The muscular "God's warrior" was the first to follow the colonel. He was so tall that when he stood on a broken pillar the opening came down to the middle of his breast, and so he had no difficulty in transporting himself to the upper story. The slender Babu joined him with a single monkey-like jump. Then, with the Akali pulling from above and Narayan pushing from below, I safely made the passage, though the narrowness of the hole proved most disagreeable, and the roughness of the rock left considerable traces on my hands. However trying archeological explorations may be for a person afflicted by an unusually fine presence, I felt perfectly confident that with two such Hercules-like helpers as Narayan and Ram-Runjit-Das the ascent of the Himalayas would be perfectly possible for me. Miss X - - came next, under the escort of Mulji, but Mr. Y - - stayed behind.

The secret cell was a room of twelve feet square. Straight above the black hole in the floor there was another in the ceiling, but this time we did not discover any "stopper." The cell was perfectly empty with the exception of black spiders as big as crabs. Our apparition, and especially the bright light of the torches, maddened them; panic-stricken they ran in hundreds over the walls, rushed down, and tumbled on our heads, tearing their thin ropes in their inconsiderate haste. The first movement of Miss X - - was to kill as many as she could. But the four Hindus protested strongly and unanimously. The old lady remonstrated in an offended voice:

"I thought that at least you, Mulji, were a reformer, but you are as superstitious as any idol-worshiper."

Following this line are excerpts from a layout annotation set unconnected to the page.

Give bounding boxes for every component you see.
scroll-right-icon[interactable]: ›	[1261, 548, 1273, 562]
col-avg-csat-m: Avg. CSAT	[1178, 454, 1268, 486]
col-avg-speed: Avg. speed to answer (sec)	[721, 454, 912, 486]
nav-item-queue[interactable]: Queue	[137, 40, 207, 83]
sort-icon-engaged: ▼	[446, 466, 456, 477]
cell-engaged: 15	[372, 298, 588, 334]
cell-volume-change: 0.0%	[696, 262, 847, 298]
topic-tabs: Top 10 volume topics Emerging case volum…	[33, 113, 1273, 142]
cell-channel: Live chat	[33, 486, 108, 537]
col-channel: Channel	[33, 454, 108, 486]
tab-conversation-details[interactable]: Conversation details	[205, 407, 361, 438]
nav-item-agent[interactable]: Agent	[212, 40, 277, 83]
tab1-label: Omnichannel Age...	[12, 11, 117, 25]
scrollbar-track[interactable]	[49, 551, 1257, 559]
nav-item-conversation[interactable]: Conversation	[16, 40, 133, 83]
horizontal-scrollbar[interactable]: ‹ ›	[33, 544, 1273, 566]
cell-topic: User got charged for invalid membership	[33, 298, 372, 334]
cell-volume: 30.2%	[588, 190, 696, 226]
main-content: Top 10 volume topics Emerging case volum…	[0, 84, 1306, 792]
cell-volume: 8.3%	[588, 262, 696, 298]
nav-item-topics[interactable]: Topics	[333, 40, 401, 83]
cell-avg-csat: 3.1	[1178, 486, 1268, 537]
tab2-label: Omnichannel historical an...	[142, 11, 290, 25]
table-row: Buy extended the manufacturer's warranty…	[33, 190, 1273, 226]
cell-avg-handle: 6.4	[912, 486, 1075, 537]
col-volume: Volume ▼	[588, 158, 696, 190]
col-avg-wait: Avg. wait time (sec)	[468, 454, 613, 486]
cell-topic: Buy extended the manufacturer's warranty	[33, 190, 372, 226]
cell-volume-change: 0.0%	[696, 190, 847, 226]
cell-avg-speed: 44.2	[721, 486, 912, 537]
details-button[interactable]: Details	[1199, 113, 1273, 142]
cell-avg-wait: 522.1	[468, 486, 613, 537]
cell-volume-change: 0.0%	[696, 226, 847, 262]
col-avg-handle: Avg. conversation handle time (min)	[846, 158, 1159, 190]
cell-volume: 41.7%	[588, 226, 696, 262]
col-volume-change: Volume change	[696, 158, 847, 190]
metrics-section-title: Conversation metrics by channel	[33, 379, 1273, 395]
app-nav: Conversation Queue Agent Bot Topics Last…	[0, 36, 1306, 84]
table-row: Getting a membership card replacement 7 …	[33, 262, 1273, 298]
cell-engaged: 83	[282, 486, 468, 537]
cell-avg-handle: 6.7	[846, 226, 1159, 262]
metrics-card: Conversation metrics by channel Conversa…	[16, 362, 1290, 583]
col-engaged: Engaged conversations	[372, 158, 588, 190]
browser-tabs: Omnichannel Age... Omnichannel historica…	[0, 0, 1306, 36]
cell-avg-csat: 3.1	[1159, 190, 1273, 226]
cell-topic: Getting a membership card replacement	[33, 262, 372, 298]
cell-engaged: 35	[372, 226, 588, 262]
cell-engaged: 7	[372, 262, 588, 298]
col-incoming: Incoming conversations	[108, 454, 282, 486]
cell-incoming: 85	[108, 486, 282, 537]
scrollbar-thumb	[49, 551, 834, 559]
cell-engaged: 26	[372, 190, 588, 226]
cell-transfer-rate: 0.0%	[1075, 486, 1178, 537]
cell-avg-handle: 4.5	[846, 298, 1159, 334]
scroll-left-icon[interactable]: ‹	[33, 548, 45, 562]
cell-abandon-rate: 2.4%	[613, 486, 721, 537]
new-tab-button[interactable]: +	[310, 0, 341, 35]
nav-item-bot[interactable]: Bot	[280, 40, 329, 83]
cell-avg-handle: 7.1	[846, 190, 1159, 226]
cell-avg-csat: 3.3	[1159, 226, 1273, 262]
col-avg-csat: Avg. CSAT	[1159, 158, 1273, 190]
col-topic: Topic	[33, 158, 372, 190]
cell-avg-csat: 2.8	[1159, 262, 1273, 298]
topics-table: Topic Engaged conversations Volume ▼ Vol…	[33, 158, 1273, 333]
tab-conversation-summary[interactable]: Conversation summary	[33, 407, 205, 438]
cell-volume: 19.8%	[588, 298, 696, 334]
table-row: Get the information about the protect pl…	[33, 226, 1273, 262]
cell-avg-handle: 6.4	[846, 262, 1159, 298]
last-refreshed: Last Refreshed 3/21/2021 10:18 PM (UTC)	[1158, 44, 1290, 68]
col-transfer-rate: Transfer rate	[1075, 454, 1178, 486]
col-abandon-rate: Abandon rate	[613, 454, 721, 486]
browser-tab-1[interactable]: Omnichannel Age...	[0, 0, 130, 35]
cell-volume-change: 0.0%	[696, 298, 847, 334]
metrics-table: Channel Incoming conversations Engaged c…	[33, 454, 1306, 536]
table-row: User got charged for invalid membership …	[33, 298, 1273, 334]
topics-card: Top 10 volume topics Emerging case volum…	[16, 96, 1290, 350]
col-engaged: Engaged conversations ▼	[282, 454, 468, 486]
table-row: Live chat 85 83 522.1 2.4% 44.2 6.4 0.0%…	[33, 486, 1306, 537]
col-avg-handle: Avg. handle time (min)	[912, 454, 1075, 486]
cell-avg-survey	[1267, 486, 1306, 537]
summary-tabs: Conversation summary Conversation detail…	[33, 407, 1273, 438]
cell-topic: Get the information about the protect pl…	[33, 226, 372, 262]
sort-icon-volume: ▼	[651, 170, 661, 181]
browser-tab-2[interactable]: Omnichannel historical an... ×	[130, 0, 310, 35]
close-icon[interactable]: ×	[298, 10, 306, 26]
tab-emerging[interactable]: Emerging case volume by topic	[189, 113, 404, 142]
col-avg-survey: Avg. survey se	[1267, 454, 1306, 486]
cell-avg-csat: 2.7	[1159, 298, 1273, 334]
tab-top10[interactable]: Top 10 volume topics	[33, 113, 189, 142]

"Above everything I am a Hindu," answered the "mute general." "And the Hindus, as you know, consider it sinful before nature and before their own consciences to kill an animal put to flight by the strength of man, be it even poisonous. As to the spiders, in spite of their ugliness, they are perfectly harmless."

"I am sure all this is because you think you will transmigrate into a black spider!" she replied, her nostrils trembling with anger.

"I cannot say I do," retorted Mulji; "but if all the English ladies are as unkind as you I should rather be a spider than an Englishman."

This lively answer coming from the usually taciturn Mulji was so unexpected that we could not help laugh-ing. But to our great discomfiture Miss X - - was seriously angry, and, under pretext of giddiness, said she would rejoin Mr. Y - - below.

Her constant bad spirits were becoming trying for our cosmopolitan little party, and so we did not press her to stay.

As to us we climbed through the second opening, but this time under the leadership of Narayan. He disclosed to us that this place was not new to him; he had been here before, and confided to us that similar rooms, one on the top of the other, go up to the summit of the mountain.